Yeah, but I don’t buy it. I’ve heard people use ‘good enough is good enough’ who; a) don’t really understand it, b) don’t actually mean it and c) had no intention of doing it.
It’s like a soothing corporate balm. Something you apply liberally at a meeting to help things along. Warm words that provide comfort from an ‘irritating itch’. Instant relief so that everyone can go back to their desks and continue as normal.
Show me the receipts. So, I’m proposing that from now on if anyone says ‘good enough is good enough’, I’m going to respond with… ‘show me the receipts’. And I encourage others to join in.
Basically I’m asking for some evidence and commitment. Does the adage user / corporate balm applier; a)understand what it means? b) mean it? c) will make it happen?
Any ‘receipt’ will do. And just to prove I’m not one of those ‘do as I say, not as I do’ types, I’ve attached one of my own receipts at the end (The Bushfix Compost Fork)
Voltaire knew his stuff. If you are looking for the origins of ‘good enough is good enough’ it’s mixed in with ‘perfect is the enemy of good’ (apparently an aphorism not an adage) that was used by Voltaire in 1770.
Voltaire was quoting an earlier Italian proverb and people like Aristotle (the golden mean) and Shakespeare (Sonnet 103) also have some skin in the game.

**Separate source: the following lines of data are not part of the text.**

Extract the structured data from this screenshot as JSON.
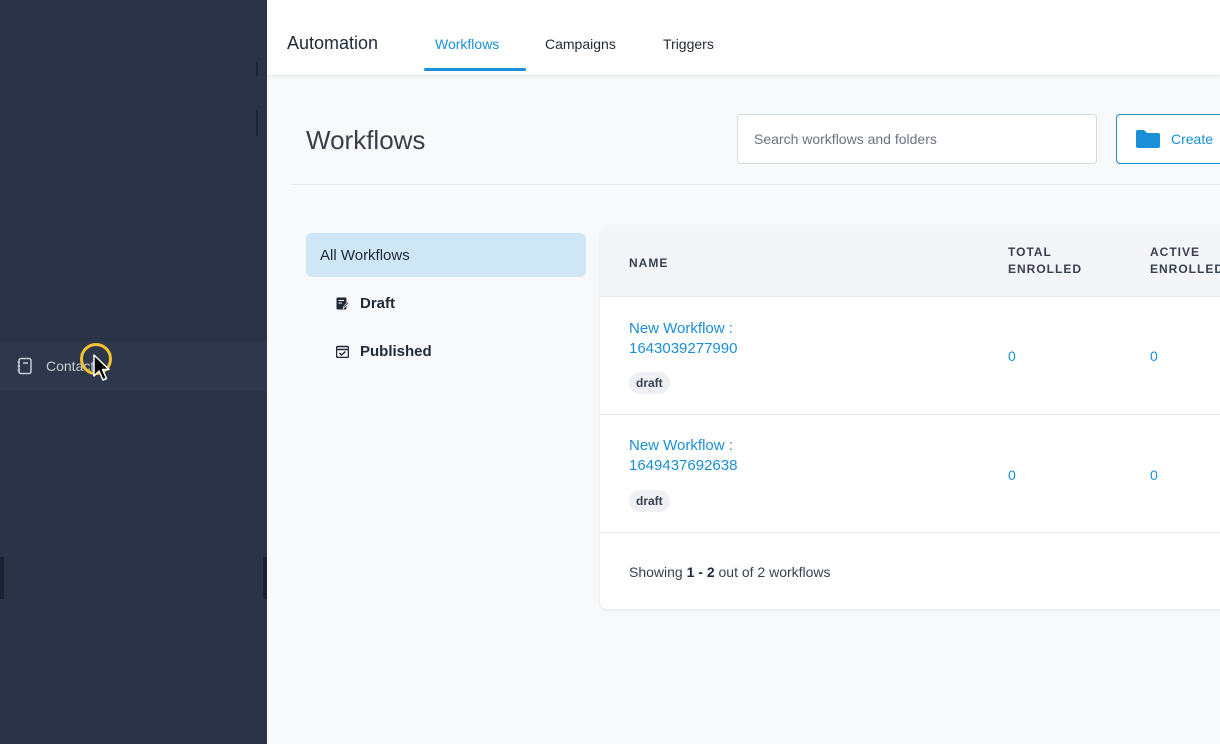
{
  "sidebar": {
    "active_item": {
      "label": "Contacts",
      "icon": "contacts-book-icon"
    }
  },
  "topbar": {
    "app_title": "Automation",
    "tabs": [
      {
        "label": "Workflows",
        "active": true
      },
      {
        "label": "Campaigns",
        "active": false
      },
      {
        "label": "Triggers",
        "active": false
      }
    ]
  },
  "header": {
    "title": "Workflows",
    "search_placeholder": "Search workflows and folders",
    "create_label": "Create",
    "create_icon": "folder-icon"
  },
  "filters": {
    "all": "All Workflows",
    "draft": "Draft",
    "published": "Published"
  },
  "table": {
    "columns": {
      "name": "NAME",
      "total_line1": "TOTAL",
      "total_line2": "ENROLLED",
      "active_line1": "ACTIVE",
      "active_line2": "ENROLLED"
    },
    "rows": [
      {
        "name_line1": "New Workflow :",
        "name_line2": "1643039277990",
        "status": "draft",
        "total_enrolled": "0",
        "active_enrolled": "0"
      },
      {
        "name_line1": "New Workflow :",
        "name_line2": "1649437692638",
        "status": "draft",
        "total_enrolled": "0",
        "active_enrolled": "0"
      }
    ],
    "footer": {
      "prefix": "Showing ",
      "range": "1 - 2",
      "suffix": " out of 2 workflows"
    }
  },
  "colors": {
    "accent": "#1a8fd6",
    "sidebar_bg": "#2b3446",
    "selected_filter_bg": "#cfe6f7"
  }
}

The idea has been around for ages. Which does bring into question why we still wrestle with it?
What I really like in this space is the concept of wabi-sabi from Japan. It brings together the idea that while many things are both temporary and imperfect, they can have great beauty and be useful at the same time.
There’s a lovely description from Andrew Juniper (here) that “if and object or expression can bring about within us, a sense of serene melancholy and a spiritual longing, then that object could be said to be wabi-sabi”

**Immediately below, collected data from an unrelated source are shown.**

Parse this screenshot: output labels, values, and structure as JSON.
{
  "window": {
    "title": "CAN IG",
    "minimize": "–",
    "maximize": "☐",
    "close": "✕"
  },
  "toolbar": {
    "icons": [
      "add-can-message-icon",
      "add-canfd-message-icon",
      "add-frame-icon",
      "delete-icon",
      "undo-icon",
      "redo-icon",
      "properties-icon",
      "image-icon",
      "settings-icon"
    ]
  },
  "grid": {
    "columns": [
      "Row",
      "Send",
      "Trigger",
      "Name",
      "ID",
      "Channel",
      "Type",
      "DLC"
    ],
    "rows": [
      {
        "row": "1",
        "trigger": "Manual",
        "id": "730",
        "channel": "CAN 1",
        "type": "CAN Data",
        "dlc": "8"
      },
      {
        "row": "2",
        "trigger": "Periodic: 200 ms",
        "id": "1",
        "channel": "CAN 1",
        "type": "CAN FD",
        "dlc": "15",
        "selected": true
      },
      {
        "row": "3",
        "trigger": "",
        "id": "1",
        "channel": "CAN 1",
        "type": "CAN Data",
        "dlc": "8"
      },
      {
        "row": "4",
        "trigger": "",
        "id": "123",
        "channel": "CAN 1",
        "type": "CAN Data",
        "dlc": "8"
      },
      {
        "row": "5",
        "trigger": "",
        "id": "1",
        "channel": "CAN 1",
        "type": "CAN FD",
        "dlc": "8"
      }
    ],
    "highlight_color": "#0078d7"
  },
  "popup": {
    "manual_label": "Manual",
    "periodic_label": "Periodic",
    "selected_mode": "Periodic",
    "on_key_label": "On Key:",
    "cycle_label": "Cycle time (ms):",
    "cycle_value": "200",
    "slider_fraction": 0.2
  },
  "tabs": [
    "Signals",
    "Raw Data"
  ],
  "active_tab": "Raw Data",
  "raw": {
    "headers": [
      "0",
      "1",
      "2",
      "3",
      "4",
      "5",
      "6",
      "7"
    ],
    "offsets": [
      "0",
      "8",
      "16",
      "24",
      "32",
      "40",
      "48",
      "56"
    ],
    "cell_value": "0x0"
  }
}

I’m quite attracted to serene melancholy and have been known to feel a bit of spiritual longing.
There’s a Welsh phrase that goes some way towards it, hiraeth – a sort of homesickness tinged with grief or sadness at being away from Wales.
In the context of ‘good enough’, the Welsh translation digon da has a lovely ring to it. Unfortunately I haven’t been able to dig out any deep cultural meaning to digon da, yet.

The Bushfix Compost Fork receipt. This is the garden fork I use to move things around at my compost bins.
Bushfix fork was quickly cobbled together from the iron body of garden fork I found in the ashes of an old bonfire. A plastic handle salvaged from a broken spade. And some self tapping screws left over from my reclaimed polytunnel project.
It’s the ugliest garden implement you are likely to encounter. Bent out of shape, an ergonomic nightmare and not particularly easy to use. But it lives outdoors by the compost bins and does the job it is needed for. It’s absolutely good enough, digon da and I love it. Wabi-sabi baby!
So, What’s the PONT?
- GEIGE (Good Enough is Good Enough) has many advantages from overcoming perfection paralysis through to innovation prototyping and minimum viable products.
- However GEIGE is a much misused term. People often use it as ‘corporate balm’. Something to sooth an annoying irritation, with no intention of actually accepting GEIGE in practice.
- I’m proposing that if you intend to use GEIGE, you need to be prepared to ‘show your receipts’. What’s the evidence that you know what it means and are prepared to follow through?
Back in 2013 I wrote this: Good Enough is Good Enough, the law of diminishing returns. Thankfully it’s sufficiently different to what’s here for me not to be accused of recycling, or even composting.